La mayor equivocación que mata tus plantas, según los jardineros
Cuidar las plantas, ya sea en interior o en el jardín, es una pasión que millones comparten en todo el mundo. Sin embargo, incluso con las mejores intenciones, un error común afecta tanto a principiantes como a aficionados: el exceso de riego.
Según muchos jardineros profesionales, esta es la principal causa de muerte en las plantas. Y, aunque parezca sorprendente, es un problema más grave que la falta de agua.
Demasiado cariño puede acabar con tu planta
Regar se considera un acto de cuidado, un ritual que se repite a diario o semanalmente. Pero muchos creen erróneamente que cuanto más agua, mejor. Esto es totalmente falso.
¿Por qué es peligroso excederse con el agua?
- El agua se acumula en el suelo.
- Las raíces no pueden respirar.
- El ambiente se vuelve demasiado húmedo, favoreciendo:
- la pudrición de las raíces,
- el desarrollo de hongos,
- la aparición de moho o plagas.
Como resultado, las hojas amarillean y caen, la planta se debilita y termina muriendo.
¿Cómo saber si una planta está regada en exceso?
Estos son los signos más frecuentes:
- Hojas amarillentas o marrones que se desprenden con facilidad.
- Tallos blandos y debilitados.
- Sustrato siempre húmedo o con olor a moho.
- Presencia de mosquitos o moho blanco en la superficie.
- Raíces negras o viscosas al desplantar la planta.
Error común: confundir los síntomas
Mucha gente piensa que si una planta pierde hojas o se vuelve amarilla es por falta de agua y por eso la riega aún más. La verdad es que los síntomas del exceso y la falta de riego pueden parecer iguales.
Por eso, es crucial comprobar la humedad del suelo antes de cada riego.
La técnica correcta: escuchar el suelo
Test del dedo
Introduce el dedo en el sustrato hasta unos 2 o 3 cm:
- Si está seco → riega.
- Si está húmedo → espera.
Test del peso
Levanta la maceta.
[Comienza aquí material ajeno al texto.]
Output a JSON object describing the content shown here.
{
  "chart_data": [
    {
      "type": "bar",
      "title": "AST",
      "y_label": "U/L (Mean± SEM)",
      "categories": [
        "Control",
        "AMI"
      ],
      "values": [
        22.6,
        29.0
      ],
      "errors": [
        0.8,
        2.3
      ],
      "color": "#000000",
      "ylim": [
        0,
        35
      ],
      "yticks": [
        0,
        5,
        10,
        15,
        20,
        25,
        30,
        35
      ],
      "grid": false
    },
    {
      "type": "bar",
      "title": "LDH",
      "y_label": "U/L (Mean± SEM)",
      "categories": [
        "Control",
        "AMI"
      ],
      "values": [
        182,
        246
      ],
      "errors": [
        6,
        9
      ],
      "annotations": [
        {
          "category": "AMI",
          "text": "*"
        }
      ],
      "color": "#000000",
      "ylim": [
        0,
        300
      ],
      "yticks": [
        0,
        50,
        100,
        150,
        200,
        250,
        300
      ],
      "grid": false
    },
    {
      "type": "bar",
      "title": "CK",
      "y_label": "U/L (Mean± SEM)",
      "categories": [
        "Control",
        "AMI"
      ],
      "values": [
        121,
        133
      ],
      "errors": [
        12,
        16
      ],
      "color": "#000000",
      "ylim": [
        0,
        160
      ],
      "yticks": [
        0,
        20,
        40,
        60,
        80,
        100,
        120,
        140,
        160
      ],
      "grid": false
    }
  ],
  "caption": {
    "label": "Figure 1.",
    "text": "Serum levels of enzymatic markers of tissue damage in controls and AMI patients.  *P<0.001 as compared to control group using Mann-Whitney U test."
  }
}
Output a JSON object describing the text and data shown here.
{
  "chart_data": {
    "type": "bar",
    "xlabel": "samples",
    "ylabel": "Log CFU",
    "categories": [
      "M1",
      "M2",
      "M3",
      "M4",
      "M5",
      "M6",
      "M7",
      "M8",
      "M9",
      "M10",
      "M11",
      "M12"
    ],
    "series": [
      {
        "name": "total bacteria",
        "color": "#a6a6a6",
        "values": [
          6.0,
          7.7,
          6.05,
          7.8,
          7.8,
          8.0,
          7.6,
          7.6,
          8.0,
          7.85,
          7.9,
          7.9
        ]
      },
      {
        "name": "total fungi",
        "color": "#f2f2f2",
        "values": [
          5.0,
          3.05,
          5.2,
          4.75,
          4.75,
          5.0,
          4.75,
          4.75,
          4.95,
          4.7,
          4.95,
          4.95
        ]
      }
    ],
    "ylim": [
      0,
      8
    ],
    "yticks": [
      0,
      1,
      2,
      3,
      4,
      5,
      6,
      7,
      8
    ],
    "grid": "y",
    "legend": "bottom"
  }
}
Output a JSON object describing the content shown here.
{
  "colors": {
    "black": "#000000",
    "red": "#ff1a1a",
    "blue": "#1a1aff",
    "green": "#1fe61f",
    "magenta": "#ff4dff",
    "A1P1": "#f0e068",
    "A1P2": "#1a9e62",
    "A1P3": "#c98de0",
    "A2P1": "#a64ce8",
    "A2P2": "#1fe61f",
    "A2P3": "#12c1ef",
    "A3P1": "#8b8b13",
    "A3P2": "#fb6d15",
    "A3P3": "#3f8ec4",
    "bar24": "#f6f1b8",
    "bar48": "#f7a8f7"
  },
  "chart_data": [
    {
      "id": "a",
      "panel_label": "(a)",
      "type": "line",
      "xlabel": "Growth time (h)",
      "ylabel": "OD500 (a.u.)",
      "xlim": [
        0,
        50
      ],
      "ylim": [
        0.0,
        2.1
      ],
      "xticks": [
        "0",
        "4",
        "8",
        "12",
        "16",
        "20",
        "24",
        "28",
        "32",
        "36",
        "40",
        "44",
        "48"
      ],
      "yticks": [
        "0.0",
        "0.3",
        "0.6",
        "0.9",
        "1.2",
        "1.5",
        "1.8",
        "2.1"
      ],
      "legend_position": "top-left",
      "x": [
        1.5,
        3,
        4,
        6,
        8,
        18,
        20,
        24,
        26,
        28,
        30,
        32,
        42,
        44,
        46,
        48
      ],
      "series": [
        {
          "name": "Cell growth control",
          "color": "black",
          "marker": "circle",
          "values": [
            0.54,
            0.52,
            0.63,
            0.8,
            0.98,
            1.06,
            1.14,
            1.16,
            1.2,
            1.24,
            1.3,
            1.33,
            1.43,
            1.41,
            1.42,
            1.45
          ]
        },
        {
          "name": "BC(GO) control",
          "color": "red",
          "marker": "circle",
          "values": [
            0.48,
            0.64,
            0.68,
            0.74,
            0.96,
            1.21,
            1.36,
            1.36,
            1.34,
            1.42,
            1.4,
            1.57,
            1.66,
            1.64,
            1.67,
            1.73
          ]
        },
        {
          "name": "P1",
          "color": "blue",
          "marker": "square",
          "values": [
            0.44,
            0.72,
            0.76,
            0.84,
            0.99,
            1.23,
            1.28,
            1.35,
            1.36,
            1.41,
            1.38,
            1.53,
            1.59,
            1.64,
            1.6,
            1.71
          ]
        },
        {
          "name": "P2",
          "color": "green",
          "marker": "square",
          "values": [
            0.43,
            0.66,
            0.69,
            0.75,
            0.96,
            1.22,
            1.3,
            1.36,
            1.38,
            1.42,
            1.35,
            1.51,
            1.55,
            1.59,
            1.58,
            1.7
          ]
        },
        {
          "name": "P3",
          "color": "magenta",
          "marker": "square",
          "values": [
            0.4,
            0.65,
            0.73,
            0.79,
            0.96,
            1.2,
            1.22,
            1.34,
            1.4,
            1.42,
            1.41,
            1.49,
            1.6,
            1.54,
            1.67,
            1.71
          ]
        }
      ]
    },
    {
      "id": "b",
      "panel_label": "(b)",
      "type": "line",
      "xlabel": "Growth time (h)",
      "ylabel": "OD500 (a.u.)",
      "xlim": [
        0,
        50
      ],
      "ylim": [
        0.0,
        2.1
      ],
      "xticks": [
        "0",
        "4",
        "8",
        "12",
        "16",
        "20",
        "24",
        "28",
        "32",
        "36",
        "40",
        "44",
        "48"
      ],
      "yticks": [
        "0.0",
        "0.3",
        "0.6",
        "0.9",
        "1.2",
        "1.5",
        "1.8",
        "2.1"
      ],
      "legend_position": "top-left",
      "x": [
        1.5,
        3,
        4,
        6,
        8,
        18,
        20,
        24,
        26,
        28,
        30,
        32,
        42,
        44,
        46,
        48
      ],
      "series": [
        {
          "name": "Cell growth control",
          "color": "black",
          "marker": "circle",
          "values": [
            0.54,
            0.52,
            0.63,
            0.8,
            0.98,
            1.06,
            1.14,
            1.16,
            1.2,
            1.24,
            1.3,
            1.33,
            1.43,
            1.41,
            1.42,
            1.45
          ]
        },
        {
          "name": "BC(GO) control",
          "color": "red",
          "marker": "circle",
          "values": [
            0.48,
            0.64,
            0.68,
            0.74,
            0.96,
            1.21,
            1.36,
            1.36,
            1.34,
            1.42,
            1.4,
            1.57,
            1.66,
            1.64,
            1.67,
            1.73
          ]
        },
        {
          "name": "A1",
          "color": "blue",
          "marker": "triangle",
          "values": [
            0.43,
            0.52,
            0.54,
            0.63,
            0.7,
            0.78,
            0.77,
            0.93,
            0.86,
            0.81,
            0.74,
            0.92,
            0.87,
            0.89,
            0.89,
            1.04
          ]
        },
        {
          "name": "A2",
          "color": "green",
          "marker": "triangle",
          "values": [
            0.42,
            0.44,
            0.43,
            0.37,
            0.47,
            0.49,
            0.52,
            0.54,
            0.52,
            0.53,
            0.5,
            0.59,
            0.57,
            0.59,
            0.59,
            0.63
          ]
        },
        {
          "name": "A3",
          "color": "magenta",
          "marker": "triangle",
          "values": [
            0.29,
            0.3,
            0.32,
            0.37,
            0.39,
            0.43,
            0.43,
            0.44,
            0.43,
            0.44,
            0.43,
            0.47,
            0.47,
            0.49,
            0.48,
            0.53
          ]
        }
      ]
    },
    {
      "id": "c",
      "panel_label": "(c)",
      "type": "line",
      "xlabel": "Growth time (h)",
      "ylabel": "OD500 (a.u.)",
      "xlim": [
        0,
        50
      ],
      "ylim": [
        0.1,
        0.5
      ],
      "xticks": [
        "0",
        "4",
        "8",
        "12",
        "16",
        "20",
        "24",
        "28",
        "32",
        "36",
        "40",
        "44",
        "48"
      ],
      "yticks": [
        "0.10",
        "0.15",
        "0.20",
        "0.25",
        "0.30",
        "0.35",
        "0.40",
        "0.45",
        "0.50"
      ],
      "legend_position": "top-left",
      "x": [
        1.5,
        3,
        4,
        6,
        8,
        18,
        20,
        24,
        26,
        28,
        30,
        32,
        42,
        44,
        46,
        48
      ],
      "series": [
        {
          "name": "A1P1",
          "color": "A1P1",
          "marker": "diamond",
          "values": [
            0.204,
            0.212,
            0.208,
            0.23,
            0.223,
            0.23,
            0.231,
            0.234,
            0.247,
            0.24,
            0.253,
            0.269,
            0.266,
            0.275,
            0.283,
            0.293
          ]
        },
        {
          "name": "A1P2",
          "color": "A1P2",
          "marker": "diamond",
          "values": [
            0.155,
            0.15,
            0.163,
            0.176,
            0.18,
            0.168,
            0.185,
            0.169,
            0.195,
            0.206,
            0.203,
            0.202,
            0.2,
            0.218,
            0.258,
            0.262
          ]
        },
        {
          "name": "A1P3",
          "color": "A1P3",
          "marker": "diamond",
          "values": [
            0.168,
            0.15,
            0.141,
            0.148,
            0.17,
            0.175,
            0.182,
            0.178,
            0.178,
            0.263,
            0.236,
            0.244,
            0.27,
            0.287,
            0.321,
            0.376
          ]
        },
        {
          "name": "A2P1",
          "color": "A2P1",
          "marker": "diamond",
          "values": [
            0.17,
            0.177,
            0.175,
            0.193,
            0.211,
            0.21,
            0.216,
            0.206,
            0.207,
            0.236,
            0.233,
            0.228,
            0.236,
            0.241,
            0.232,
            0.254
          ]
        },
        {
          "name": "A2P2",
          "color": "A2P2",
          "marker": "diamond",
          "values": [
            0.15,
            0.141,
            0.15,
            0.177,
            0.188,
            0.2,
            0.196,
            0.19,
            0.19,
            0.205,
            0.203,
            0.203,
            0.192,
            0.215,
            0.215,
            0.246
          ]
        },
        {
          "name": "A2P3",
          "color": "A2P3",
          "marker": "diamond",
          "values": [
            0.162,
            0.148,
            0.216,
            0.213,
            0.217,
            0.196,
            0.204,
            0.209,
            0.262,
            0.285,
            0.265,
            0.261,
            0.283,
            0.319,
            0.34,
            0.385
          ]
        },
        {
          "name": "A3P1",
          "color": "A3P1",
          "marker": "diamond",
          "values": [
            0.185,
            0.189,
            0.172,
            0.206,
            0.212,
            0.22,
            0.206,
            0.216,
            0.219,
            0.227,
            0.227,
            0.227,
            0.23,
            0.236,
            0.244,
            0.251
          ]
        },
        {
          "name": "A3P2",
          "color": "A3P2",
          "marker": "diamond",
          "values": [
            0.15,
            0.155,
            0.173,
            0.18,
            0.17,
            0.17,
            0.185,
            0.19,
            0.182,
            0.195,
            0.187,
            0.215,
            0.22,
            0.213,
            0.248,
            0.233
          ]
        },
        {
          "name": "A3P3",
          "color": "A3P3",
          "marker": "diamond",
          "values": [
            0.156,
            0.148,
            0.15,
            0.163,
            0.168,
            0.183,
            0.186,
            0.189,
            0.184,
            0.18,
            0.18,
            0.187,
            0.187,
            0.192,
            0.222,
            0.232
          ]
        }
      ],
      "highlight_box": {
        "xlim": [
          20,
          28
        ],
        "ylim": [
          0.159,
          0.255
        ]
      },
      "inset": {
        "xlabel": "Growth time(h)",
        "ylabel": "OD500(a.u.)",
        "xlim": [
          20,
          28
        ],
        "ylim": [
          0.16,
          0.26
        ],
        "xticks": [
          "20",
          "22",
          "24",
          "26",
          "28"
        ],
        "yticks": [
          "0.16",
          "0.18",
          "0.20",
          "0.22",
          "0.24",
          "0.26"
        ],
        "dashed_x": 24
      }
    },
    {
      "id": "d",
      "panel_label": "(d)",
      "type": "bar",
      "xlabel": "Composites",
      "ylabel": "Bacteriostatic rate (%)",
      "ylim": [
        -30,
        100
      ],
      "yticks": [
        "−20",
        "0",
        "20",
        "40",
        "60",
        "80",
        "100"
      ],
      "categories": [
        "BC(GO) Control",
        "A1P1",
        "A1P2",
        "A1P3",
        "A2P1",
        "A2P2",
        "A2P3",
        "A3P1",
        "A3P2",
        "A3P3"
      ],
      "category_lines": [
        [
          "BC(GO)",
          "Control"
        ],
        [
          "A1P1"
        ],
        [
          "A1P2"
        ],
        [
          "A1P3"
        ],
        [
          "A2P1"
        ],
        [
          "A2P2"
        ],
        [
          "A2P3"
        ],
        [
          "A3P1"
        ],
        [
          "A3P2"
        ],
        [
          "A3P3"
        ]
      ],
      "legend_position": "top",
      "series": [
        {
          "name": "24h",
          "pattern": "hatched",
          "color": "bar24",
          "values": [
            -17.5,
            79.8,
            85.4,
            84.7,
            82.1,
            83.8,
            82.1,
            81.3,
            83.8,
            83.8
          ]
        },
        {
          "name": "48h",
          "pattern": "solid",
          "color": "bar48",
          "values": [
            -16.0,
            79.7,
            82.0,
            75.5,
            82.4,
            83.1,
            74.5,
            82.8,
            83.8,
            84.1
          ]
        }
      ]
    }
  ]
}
Si pesa poco, la planta necesita agua. Si pesa mucho, el suelo todavía tiene humedad.
Cada planta tiene sus propias necesidades
Algunos ejemplos:
- Cactus, aloe vera y suculentas: necesitan poca agua, aproximadamente cada 2 o 3 semanas.
- Orquídeas, pilea y ficus: prefieren la humedad, pero no el exceso.
- Hierbas aromáticas: requieren riegos frecuentes pero moderados.
Consejo: infórmate siempre sobre las necesidades específicas de cada planta.
Consejos para evitar el exceso de agua
- Elige macetas con buenos drenajes (agujeros en la base).
- Coloca bolas de arcilla o grava en el fondo.
- Usa un cachepot removible y vacíalo si se llena de agua.
- No dejes agua estancada en el plato de la maceta.
- Preferiblemente utiliza un sustrato aireado, especialmente en plantas de interior.
¿Y si la planta ya está regada en exceso?
No te preocupes, esto es lo que debes hacer:
- Saca la planta de la maceta.
- Corta las raíces podridas con un instrumento limpio.
- Deja secar las raíces al aire libre por unas horas.
- Trasplanta con sustrato nuevo, seco y bien drenante.
- Espera unos días antes de volver a regar.
En resumen
La mayor equivocación que mata las plantas es el exceso de riego. Demasiada agua asfixia las raíces y las pudre. Es preferible que la planta pase un poco de sed antes que ahogarla con demasiada humedad.
Regar no debe ser un acto automático, sino un diálogo silencioso entre tú y la naturaleza. Observa, toca la tierra y conoce las necesidades de tus plantas. Con estos cuidados evitarás la fatal equivocación que arruina tantas plantas y verás cómo tus vegetales prosperan día tras día.